Кадет эта паника совсем не захватила. Было какое-то, совершенно самому себе непонятное спокойствие и безразличие. Мы подшучивали над тем, как нелепо были нагружены подводы. Наложены были высоко, как дома. На двух сверху сверкали начищенные инструменты духового оркестра. На других поблескивали рулоны подметочной кожи. Подшучивали над тем, что открой красные огонь – наши подводы были бы отличной целью. Конечно, о пароходе нечего было и думать. Наш «Николай» стоял без паров, без команды, обмерзая льдом.
В городе началось восстание. Порт был под защитой англичан. У одной из «стенок» был пришвартован английский крейсер «Церес». С крейсера, под командой его командира, был выслан отряд моряков с задачей не дать красным возможности просочиться в порт и помешать погрузкам. Англичане, для усиления своей команды, вызвали и нашу полуроту 1-й роты. Конвоирам приказано охранять подводы.

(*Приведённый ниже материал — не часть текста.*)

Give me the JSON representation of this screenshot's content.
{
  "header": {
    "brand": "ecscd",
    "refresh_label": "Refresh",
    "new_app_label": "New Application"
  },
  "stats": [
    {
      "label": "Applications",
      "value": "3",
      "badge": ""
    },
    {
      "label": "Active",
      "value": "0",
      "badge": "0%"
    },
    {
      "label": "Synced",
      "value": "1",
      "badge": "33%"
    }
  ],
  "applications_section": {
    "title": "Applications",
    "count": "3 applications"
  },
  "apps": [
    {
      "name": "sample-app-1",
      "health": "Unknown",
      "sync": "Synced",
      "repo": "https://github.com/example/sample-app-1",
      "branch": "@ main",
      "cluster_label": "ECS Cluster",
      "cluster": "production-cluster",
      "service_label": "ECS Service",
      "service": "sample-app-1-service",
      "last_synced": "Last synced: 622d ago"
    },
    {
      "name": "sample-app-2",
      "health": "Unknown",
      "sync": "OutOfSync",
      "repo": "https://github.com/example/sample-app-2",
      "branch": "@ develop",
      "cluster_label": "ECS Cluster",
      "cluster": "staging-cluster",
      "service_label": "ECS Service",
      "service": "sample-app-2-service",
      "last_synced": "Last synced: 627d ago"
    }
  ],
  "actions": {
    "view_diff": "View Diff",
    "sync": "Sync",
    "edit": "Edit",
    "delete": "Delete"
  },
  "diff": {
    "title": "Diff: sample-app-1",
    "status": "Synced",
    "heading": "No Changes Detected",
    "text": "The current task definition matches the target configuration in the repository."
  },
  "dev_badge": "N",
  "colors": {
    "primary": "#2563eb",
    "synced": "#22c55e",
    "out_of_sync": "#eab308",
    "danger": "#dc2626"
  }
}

«Максимка» не заставил себя долго ждать. Со стороны Воронцовского дворца по порту был открыт пулеметный огонь, который невероятно усилил и без того большую панику. Наши «сверкающие» подводы (а день выдался ясный) привлекли внимание красных пулеметчиков. По булыжникам мостовой зацокали пули. В непосредственной близости с нами проходил ряд толстых деревянных столбов, квадратного сечения, поддерживающих сооружение зернового элеватора; столбы были расположены близко один от другого. За ними и укрылись конвоиры. Я с интересом наблюдал, как какой-то офицер, в защитной шинели и меховой папахе, с крупной и молодцеватой фигурой, сел на мостовую, между ног поставил станковый пулемет и с явным упоением строчил неустанно из него. Но так как он сидел высоко, то целиться никак не мог. Видимо, сама процедура стрельбы и строчка пулемета успокаивали его. Вдруг из-за пакгауза выскочила фигурка кадета 4-й роты. Бедняга был мгновенно сражен. Пуля навылет прошла под глазом к подбородку. Сколько помнится, фамилия его была какой-то производной от имени Симон. 3 или 4 старших кадета сейчас же подползли к нему, оттащили тело к пакгаузу и накрыли бывшим там парусиновым полотнищем. Один из этих кадет был легко ранен в руку.
К сожалению, панике подверглись и некоторые из воспитателей, по счастью, не Одесского корпуса. Не обошлось и без трагикомического элемента: дочь полковника Парай-Кошица[93] была очень легко ранена в ногу, вернее, оцарапана: пуля порвала ей чулок и повредила кожный покров ноги ниже колена. Она забавно прыгала на одной ноге, все время вскрикивая: «Я ранена! Я ранена!»
Больших потерь кадеты и корпусной персонал, насколько я знаю, в порту не понесли. Красные не пытались штурмовать порт, ограничившись лишь его обстрелом, который вскоре тоже прекратился. Хуже всех пришлось англичанам: их командир крейсера, сошедший с командой моряков на берег, был к концу обстрела тяжело ранен в живот и вскоре скончался. Моряки подобрали его и вернулись на крейсер. На этом их защита порта и закончилась.
Уже много времени спустя стало известно, что фактически это было не восстание даже, а, если так можно выразиться, вооруженное хулиганство местных бандитов и красных попутчиков, воспользовавшихся дезорганизацией власти и отсутствием желания защищать город. Потом, еще около 7 дней, Одесса была «ничьей», когда можно было без помехи продолжать эвакуацию. Но в тот день происходившее казалось агонией Одессы.
Во время обстрела мой сосед, за ближайшим столбом, что-то усиленно мне кричал. Я не мог его расслышать и, почти под прямым углом, перегнулся в его сторону. И вовремя: на уровне моей груди в этот момент пуля пробила сухой сосновый столб, вырвав из него несколько щеп. Мамино благословение, спрятанное на груди, спасло меня!